To generate more than 1.75 million kWh per year with solar panels of 1.5MW maximum output, the utilization rate should exceed the average in Japan of 12%. In the case of Akita City, the utilization rate was expected to barely exceed 11%.
Based on those circumstances, a method called "overload" was adopted to boost the amount of power generation. Because Akita City Solar Power Plant has set up PV inverters for 1.5MW maximum output, electricity that can be sold also amounts to 1.5MW at maximum. However, solar panels of up to 2.2MW maximum output have been installed on the site. Installing more solar panels than the capacity of PV inverters is called overload.

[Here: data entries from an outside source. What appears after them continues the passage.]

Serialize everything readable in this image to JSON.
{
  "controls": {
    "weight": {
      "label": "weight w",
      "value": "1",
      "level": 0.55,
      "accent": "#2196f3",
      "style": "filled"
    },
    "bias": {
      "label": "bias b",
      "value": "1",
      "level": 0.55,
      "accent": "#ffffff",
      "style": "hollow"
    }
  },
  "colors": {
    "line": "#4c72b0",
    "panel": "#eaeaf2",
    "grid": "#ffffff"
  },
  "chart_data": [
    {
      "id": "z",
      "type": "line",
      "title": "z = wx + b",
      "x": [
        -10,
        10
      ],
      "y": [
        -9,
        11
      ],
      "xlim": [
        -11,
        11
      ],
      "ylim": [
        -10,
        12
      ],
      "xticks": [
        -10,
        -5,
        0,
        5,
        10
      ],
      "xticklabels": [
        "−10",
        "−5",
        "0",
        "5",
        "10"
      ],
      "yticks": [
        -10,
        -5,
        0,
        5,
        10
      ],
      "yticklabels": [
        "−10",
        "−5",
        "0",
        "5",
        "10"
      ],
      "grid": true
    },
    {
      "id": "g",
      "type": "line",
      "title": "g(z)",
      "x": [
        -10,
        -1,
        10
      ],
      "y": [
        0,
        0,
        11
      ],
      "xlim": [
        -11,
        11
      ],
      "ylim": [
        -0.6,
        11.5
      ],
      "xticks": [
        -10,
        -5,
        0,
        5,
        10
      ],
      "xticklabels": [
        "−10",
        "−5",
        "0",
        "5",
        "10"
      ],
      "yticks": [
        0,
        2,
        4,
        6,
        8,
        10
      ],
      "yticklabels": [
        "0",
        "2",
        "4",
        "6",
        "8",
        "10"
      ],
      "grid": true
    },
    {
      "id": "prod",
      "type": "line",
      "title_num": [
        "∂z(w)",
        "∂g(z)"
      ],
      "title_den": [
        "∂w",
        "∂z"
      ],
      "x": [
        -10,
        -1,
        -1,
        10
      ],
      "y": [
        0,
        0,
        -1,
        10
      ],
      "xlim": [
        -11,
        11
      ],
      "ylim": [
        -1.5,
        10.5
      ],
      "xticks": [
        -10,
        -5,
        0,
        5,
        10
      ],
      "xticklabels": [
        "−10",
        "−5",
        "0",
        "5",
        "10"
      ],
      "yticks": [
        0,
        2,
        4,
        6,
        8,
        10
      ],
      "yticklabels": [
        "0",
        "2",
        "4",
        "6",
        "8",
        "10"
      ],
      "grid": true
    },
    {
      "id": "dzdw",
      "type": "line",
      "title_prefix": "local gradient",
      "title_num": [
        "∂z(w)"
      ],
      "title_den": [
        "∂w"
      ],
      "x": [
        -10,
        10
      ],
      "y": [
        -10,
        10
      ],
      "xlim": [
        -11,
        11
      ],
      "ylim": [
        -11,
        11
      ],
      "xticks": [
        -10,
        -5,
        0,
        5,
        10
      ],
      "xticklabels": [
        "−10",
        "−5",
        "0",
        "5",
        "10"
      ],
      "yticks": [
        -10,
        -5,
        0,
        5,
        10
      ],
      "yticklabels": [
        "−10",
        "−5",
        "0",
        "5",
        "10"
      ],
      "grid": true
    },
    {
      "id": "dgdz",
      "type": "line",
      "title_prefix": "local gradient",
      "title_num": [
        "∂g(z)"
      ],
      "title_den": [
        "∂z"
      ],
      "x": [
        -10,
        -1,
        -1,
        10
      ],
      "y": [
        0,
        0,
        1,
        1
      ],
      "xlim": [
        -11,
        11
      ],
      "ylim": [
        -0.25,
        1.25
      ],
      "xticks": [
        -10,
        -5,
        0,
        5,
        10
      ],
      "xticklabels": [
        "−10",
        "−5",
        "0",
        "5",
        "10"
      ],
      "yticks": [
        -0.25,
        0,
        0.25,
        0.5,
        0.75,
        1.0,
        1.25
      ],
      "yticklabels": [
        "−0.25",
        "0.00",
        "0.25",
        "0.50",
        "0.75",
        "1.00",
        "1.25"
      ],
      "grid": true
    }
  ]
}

In such a case, the power surpassing the PV inverters' capacity generated by a sufficient amount of irradiation on sunny days would be wasted because it cannot be sold. However, the facility can maintain an amount of power generation almost equivalent to that of the PV inverters' maximum output even when the sun is weak, such as in the late afternoon, thanks to the large number of solar panels.

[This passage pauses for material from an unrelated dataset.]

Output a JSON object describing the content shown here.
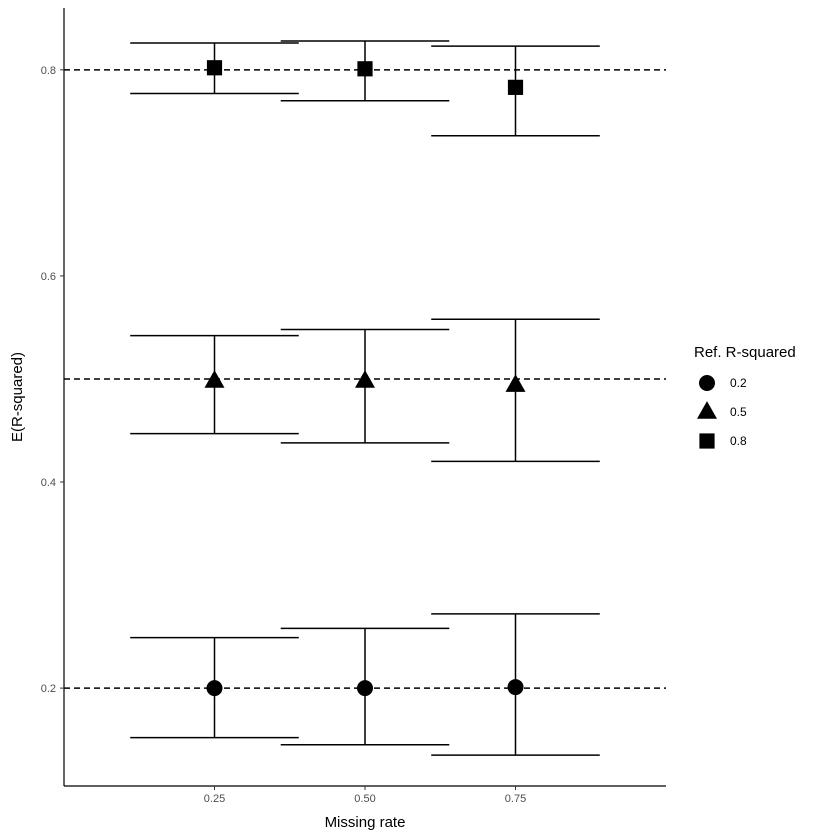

In other words, overload features the benefit of boosting the utilization rate of the PV inverters. Although large-scale solar power plants adopting overload are not rare, it is rare that the gap between the outputs of the solar panels and PV inverters is so large, as in Akita City.

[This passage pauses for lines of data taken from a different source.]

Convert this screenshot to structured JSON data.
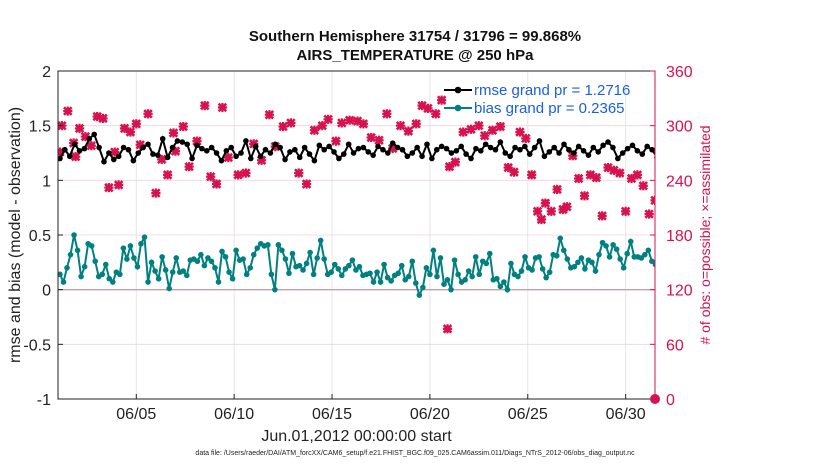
{
  "figure": {
    "title_line1": "Southern Hemisphere 31754 / 31796 = 99.868%",
    "title_line2": "AIRS_TEMPERATURE @ 250 hPa",
    "footnote": "data file: /Users/raeder/DAI/ATM_forcXX/CAM6_setup/f.e21.FHIST_BGC.f09_025.CAM6assim.011/Diags_NTrS_2012-06/obs_diag_output.nc"
  },
  "chart_data": {
    "type": "line",
    "xlabel": "Jun.01,2012 00:00:00 start",
    "ylabel_left": "rmse and bias (model - observation)",
    "ylabel_right": "# of obs: o=possible; ×=assimilated",
    "x_range_days": [
      0,
      30.5
    ],
    "xticks": [
      {
        "day": 4,
        "label": "06/05"
      },
      {
        "day": 9,
        "label": "06/10"
      },
      {
        "day": 14,
        "label": "06/15"
      },
      {
        "day": 19,
        "label": "06/20"
      },
      {
        "day": 24,
        "label": "06/25"
      },
      {
        "day": 29,
        "label": "06/30"
      }
    ],
    "ylim_left": [
      -1,
      2
    ],
    "yticks_left": [
      -1,
      -0.5,
      0,
      0.5,
      1,
      1.5,
      2
    ],
    "ytick_labels_left": [
      "-1",
      "-0.5",
      "0",
      "0.5",
      "1",
      "1.5",
      "2"
    ],
    "ylim_right": [
      0,
      360
    ],
    "yticks_right": [
      0,
      60,
      120,
      180,
      240,
      300,
      360
    ],
    "grid": true,
    "legend_position": "top-right",
    "zero_line": true,
    "time_step_days": 0.25,
    "series": [
      {
        "name": "rmse grand pr = 1.2716",
        "axis": "left",
        "color": "#000000",
        "marker": "circle",
        "values": [
          1.2,
          1.28,
          1.22,
          1.33,
          1.27,
          1.29,
          1.38,
          1.42,
          1.3,
          1.17,
          1.25,
          1.19,
          1.22,
          1.3,
          1.28,
          1.18,
          1.25,
          1.3,
          1.33,
          1.24,
          1.23,
          1.38,
          1.21,
          1.3,
          1.36,
          1.35,
          1.33,
          1.2,
          1.32,
          1.29,
          1.27,
          1.3,
          1.25,
          1.18,
          1.27,
          1.3,
          1.22,
          1.25,
          1.36,
          1.2,
          1.31,
          1.22,
          1.28,
          1.25,
          1.33,
          1.3,
          1.19,
          1.26,
          1.28,
          1.21,
          1.3,
          1.24,
          1.18,
          1.32,
          1.28,
          1.31,
          1.26,
          1.2,
          1.24,
          1.33,
          1.25,
          1.29,
          1.3,
          1.26,
          1.23,
          1.31,
          1.28,
          1.25,
          1.34,
          1.3,
          1.28,
          1.22,
          1.25,
          1.3,
          1.22,
          1.33,
          1.2,
          1.28,
          1.31,
          1.29,
          1.25,
          1.27,
          1.31,
          1.24,
          1.2,
          1.29,
          1.27,
          1.33,
          1.3,
          1.28,
          1.35,
          1.25,
          1.22,
          1.3,
          1.28,
          1.31,
          1.24,
          1.3,
          1.36,
          1.22,
          1.26,
          1.3,
          1.25,
          1.33,
          1.28,
          1.25,
          1.31,
          1.27,
          1.23,
          1.3,
          1.26,
          1.32,
          1.35,
          1.3,
          1.2,
          1.25,
          1.29,
          1.32,
          1.27,
          1.24,
          1.31,
          1.28,
          1.21,
          1.3,
          1.26,
          1.33,
          1.29,
          1.24,
          1.3,
          1.27,
          1.25,
          1.28,
          1.31,
          1.3,
          1.27,
          1.22,
          1.28,
          1.3,
          1.23,
          1.28,
          1.26,
          1.31,
          1.29,
          1.32,
          1.2,
          1.3,
          1.25,
          1.27,
          1.28,
          1.25,
          1.24,
          1.29,
          1.3,
          1.27,
          1.22,
          1.31,
          1.28,
          1.27,
          1.32,
          1.31,
          1.28,
          1.25,
          1.31,
          1.32,
          1.25,
          1.27,
          1.28,
          1.3,
          1.33,
          1.26,
          1.25,
          1.28,
          1.3,
          1.22,
          1.28,
          1.25,
          1.28,
          1.3,
          1.29,
          1.31,
          1.33,
          1.37,
          1.39,
          1.36,
          1.3,
          1.24,
          1.37,
          1.3,
          1.25,
          1.31,
          1.31,
          1.28,
          1.3,
          1.26,
          1.29,
          1.31,
          1.27,
          1.28,
          1.29,
          1.31,
          1.24,
          1.2,
          1.28,
          1.3,
          1.26,
          1.28,
          1.29,
          1.25,
          1.28,
          1.26,
          1.22,
          1.28,
          1.25,
          1.23,
          1.28,
          1.33,
          1.3,
          1.25,
          1.28,
          1.31,
          1.26,
          1.28,
          1.23,
          1.25,
          1.3,
          1.28,
          1.25,
          1.29,
          1.31,
          1.34,
          1.3,
          1.28,
          1.24,
          1.28,
          1.25,
          1.3,
          1.28,
          1.25,
          1.26,
          1.28,
          1.3,
          1.32,
          1.28,
          1.22,
          1.28,
          1.25,
          1.3,
          1.26,
          1.29,
          1.38,
          1.33,
          1.28,
          1.31,
          1.27,
          1.25,
          1.3,
          1.33,
          1.28,
          1.24,
          1.3,
          1.28,
          1.35,
          1.32,
          1.27,
          1.3,
          1.36,
          1.28,
          1.24,
          1.3,
          1.25,
          1.21,
          1.27,
          1.3,
          1.25,
          1.28,
          1.31,
          1.29,
          1.22,
          1.28,
          1.33,
          1.3,
          1.26,
          1.28,
          1.31,
          1.2,
          1.27,
          1.29,
          1.31,
          1.28,
          1.3,
          1.22,
          1.25,
          1.3,
          1.29,
          1.33,
          1.26,
          1.29,
          1.32,
          1.28,
          1.25,
          1.3,
          1.29,
          1.26,
          1.32,
          1.29,
          1.25,
          1.31,
          1.27,
          1.3,
          1.24,
          1.27,
          1.3,
          1.2,
          1.28,
          1.25,
          1.3,
          1.27,
          1.33,
          1.3,
          1.36,
          1.28,
          1.27,
          1.25,
          1.28,
          1.3,
          1.33,
          1.22,
          1.27,
          1.22,
          1.28,
          1.25,
          1.34,
          1.3,
          1.25,
          1.3,
          1.31,
          1.2,
          1.25,
          1.29,
          1.28,
          1.26,
          1.38,
          1.33,
          1.35,
          1.29,
          1.32,
          1.24,
          1.26,
          1.22,
          1.28,
          1.25,
          1.3,
          1.27,
          1.33,
          1.28,
          1.25,
          1.3,
          1.27,
          1.23,
          1.28,
          1.26,
          1.3,
          1.28,
          1.35,
          1.33,
          1.28,
          1.26,
          1.3,
          1.24,
          1.27,
          1.25,
          1.31,
          1.29,
          1.25,
          1.3,
          1.34,
          1.28,
          1.31,
          1.27,
          1.25,
          1.28,
          1.3,
          1.26,
          1.22,
          1.25,
          1.3,
          1.28,
          1.33,
          1.36,
          1.31,
          1.25,
          1.28,
          1.33,
          1.3,
          1.27,
          1.25,
          1.29,
          1.22,
          1.26,
          1.24,
          1.3,
          1.31,
          1.29,
          1.25,
          1.3,
          1.26,
          1.28,
          1.33,
          1.3,
          1.25,
          1.27,
          1.22,
          1.28,
          1.26,
          1.25,
          1.3,
          1.28,
          1.31,
          1.26,
          1.23,
          1.25,
          1.28,
          1.25,
          1.3,
          1.27,
          1.33,
          1.28,
          1.25,
          1.3,
          1.26,
          1.24,
          1.3,
          1.28,
          1.25,
          1.26,
          1.31,
          1.29,
          1.27,
          1.24,
          1.2,
          1.26,
          1.3,
          1.28,
          1.25,
          1.3,
          1.28,
          1.31,
          1.27,
          1.22,
          1.28,
          1.3,
          1.25,
          1.27,
          1.28,
          1.25,
          1.29,
          1.27,
          1.32,
          1.3,
          1.25,
          1.28,
          1.31,
          1.27,
          1.25,
          1.3,
          1.28,
          1.25,
          1.23,
          1.29,
          1.25,
          1.28,
          1.3,
          1.26,
          1.23,
          1.28,
          1.27,
          1.33,
          1.3,
          1.26,
          1.28,
          1.24,
          1.3,
          1.29,
          1.25,
          1.27,
          1.31,
          1.28,
          1.22,
          1.25,
          1.29,
          1.31,
          1.28,
          1.25
        ]
      },
      {
        "name": "bias grand pr = 0.2365",
        "axis": "left",
        "color": "#008080",
        "marker": "circle",
        "values": [
          0.14,
          0.07,
          0.2,
          0.32,
          0.5,
          0.36,
          0.12,
          0.21,
          0.42,
          0.4,
          0.26,
          0.12,
          0.14,
          0.23,
          0.1,
          0.07,
          0.16,
          0.14,
          0.38,
          0.28,
          0.4,
          0.29,
          0.21,
          0.42,
          0.48,
          0.07,
          0.25,
          0.17,
          0.1,
          0.3,
          0.18,
          0.01,
          0.16,
          0.29,
          0.16,
          0.17,
          0.13,
          0.27,
          0.28,
          0.26,
          0.32,
          0.22,
          0.29,
          0.26,
          0.2,
          0.07,
          0.35,
          0.3,
          0.16,
          0.1,
          0.36,
          0.27,
          0.28,
          0.14,
          0.2,
          0.32,
          0.38,
          0.42,
          0.4,
          0.41,
          0.14,
          0.0,
          0.41,
          0.36,
          0.28,
          0.15,
          0.33,
          0.21,
          0.22,
          0.18,
          0.24,
          0.34,
          0.14,
          0.29,
          0.45,
          0.28,
          0.14,
          0.16,
          0.23,
          0.19,
          0.13,
          0.19,
          0.22,
          0.27,
          0.18,
          0.21,
          0.13,
          0.14,
          0.15,
          0.07,
          0.16,
          0.07,
          0.23,
          0.11,
          0.08,
          0.13,
          0.15,
          0.22,
          0.09,
          0.12,
          0.26,
          0.06,
          -0.05,
          0.02,
          0.2,
          0.14,
          0.36,
          0.12,
          0.29,
          0.05,
          0.09,
          0.0,
          0.27,
          0.14,
          0.07,
          0.09,
          0.17,
          0.12,
          0.3,
          0.14,
          0.26,
          0.24,
          0.33,
          0.09,
          0.1,
          0.03,
          0.07,
          0.0,
          0.24,
          0.14,
          0.12,
          0.17,
          0.3,
          0.2,
          0.18,
          0.29,
          0.3,
          0.19,
          0.11,
          0.16,
          0.32,
          0.31,
          0.47,
          0.36,
          0.28,
          0.2,
          0.21,
          0.25,
          0.29,
          0.19,
          0.27,
          0.25,
          0.17,
          0.32,
          0.43,
          0.4,
          0.3,
          0.41,
          0.37,
          0.28,
          0.2,
          0.33,
          0.44,
          0.3,
          0.3,
          0.29,
          0.32,
          0.36,
          0.26,
          0.23,
          0.25,
          0.22
        ],
        "x_step_days_override": 0.18
      }
    ],
    "obs_assimilated": {
      "axis": "right",
      "color": "#d6124f",
      "marker": "x",
      "label": "×=assimilated",
      "points": [
        [
          0.1,
          271
        ],
        [
          0.2,
          300
        ],
        [
          0.5,
          316
        ],
        [
          0.8,
          281
        ],
        [
          0.9,
          266
        ],
        [
          1.1,
          297
        ],
        [
          1.4,
          288
        ],
        [
          1.7,
          278
        ],
        [
          2.0,
          310
        ],
        [
          2.3,
          308
        ],
        [
          2.6,
          232
        ],
        [
          2.9,
          271
        ],
        [
          3.1,
          235
        ],
        [
          3.4,
          297
        ],
        [
          3.7,
          293
        ],
        [
          4.0,
          302
        ],
        [
          4.2,
          279
        ],
        [
          4.6,
          313
        ],
        [
          5.0,
          226
        ],
        [
          5.3,
          263
        ],
        [
          5.6,
          246
        ],
        [
          5.9,
          292
        ],
        [
          6.0,
          272
        ],
        [
          6.4,
          299
        ],
        [
          6.7,
          255
        ],
        [
          7.1,
          283
        ],
        [
          7.5,
          322
        ],
        [
          7.8,
          244
        ],
        [
          8.1,
          236
        ],
        [
          8.4,
          320
        ],
        [
          8.7,
          265
        ],
        [
          9.2,
          246
        ],
        [
          9.6,
          248
        ],
        [
          10.0,
          280
        ],
        [
          10.4,
          262
        ],
        [
          10.8,
          312
        ],
        [
          11.1,
          277
        ],
        [
          11.5,
          299
        ],
        [
          11.9,
          303
        ],
        [
          12.3,
          248
        ],
        [
          12.7,
          236
        ],
        [
          13.1,
          295
        ],
        [
          13.5,
          300
        ],
        [
          13.8,
          307
        ],
        [
          14.2,
          283
        ],
        [
          14.5,
          303
        ],
        [
          14.9,
          306
        ],
        [
          15.3,
          305
        ],
        [
          15.6,
          302
        ],
        [
          16.0,
          287
        ],
        [
          16.4,
          284
        ],
        [
          16.8,
          313
        ],
        [
          17.1,
          275
        ],
        [
          17.5,
          300
        ],
        [
          17.9,
          294
        ],
        [
          18.3,
          302
        ],
        [
          18.6,
          322
        ],
        [
          18.9,
          319
        ],
        [
          19.3,
          313
        ],
        [
          19.6,
          328
        ],
        [
          20.0,
          255
        ],
        [
          20.3,
          260
        ],
        [
          20.7,
          293
        ],
        [
          21.1,
          296
        ],
        [
          21.5,
          300
        ],
        [
          21.8,
          289
        ],
        [
          22.2,
          295
        ],
        [
          22.6,
          299
        ],
        [
          23.0,
          254
        ],
        [
          23.3,
          249
        ],
        [
          23.6,
          293
        ],
        [
          23.9,
          286
        ],
        [
          24.2,
          246
        ],
        [
          24.5,
          206
        ],
        [
          24.7,
          197
        ],
        [
          24.9,
          215
        ],
        [
          25.2,
          206
        ],
        [
          25.5,
          230
        ],
        [
          25.8,
          208
        ],
        [
          26.0,
          211
        ],
        [
          26.3,
          267
        ],
        [
          26.6,
          242
        ],
        [
          26.9,
          223
        ],
        [
          27.2,
          246
        ],
        [
          27.5,
          243
        ],
        [
          27.8,
          201
        ],
        [
          28.1,
          254
        ],
        [
          28.4,
          251
        ],
        [
          28.7,
          248
        ],
        [
          29.0,
          206
        ],
        [
          29.3,
          242
        ],
        [
          29.6,
          246
        ],
        [
          29.9,
          234
        ],
        [
          30.2,
          203
        ],
        [
          30.5,
          218
        ],
        [
          30.8,
          232
        ],
        [
          19.9,
          77
        ]
      ]
    },
    "obs_possible": {
      "axis": "right",
      "color": "#d6124f",
      "marker": "o",
      "label": "o=possible",
      "points": [
        [
          31.2,
          0
        ]
      ]
    }
  }
}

"We could slightly increase the amount of power for sale by adding one more PV inverter to boost the capacity to 1.98MW, but that would lead to a rise in the facility cost," Watanabe said. "We decided on the current outputs of PV inverters and solar panels after repeatedly simulating the cost-benefit performance."
As a measure against snow cover, the solar panels were tilted at 30°C, and the lowest height of the panels was raised to 1.5m. This was aimed at making snow on the panels slip off and not accumulate. However, the panels' shadows grow longer with this angle when the sun is lower in the morning and late afternoon. The designated number of panels cannot be set up if spaced wide enough to prevent the shadow from covering the neighboring panel.
Hence, the deployment of the panels was designed assuming that the lowest row of panels would be shaded. The panels closer to the ground are parallel-wired in series, making one circuit. As a result, panels on the upper side can continue to generate power even when the output lowers due to shadows on the lower panels.
In addition, when constructing this large-scale solar power plant on the former landfill site, the development of which is restricted, a "tripod-type mounting system" was deployed on the sloping area. Four 4m pipes were radially driven into the ground at an angle of 40 to 45°, to which supporting posts to mount panels were locked with the fittings in the part above ground. By driving those pipes up to 2m into the ground on a skew, the strength to resist the pulling velocity of wind was said to be achieved.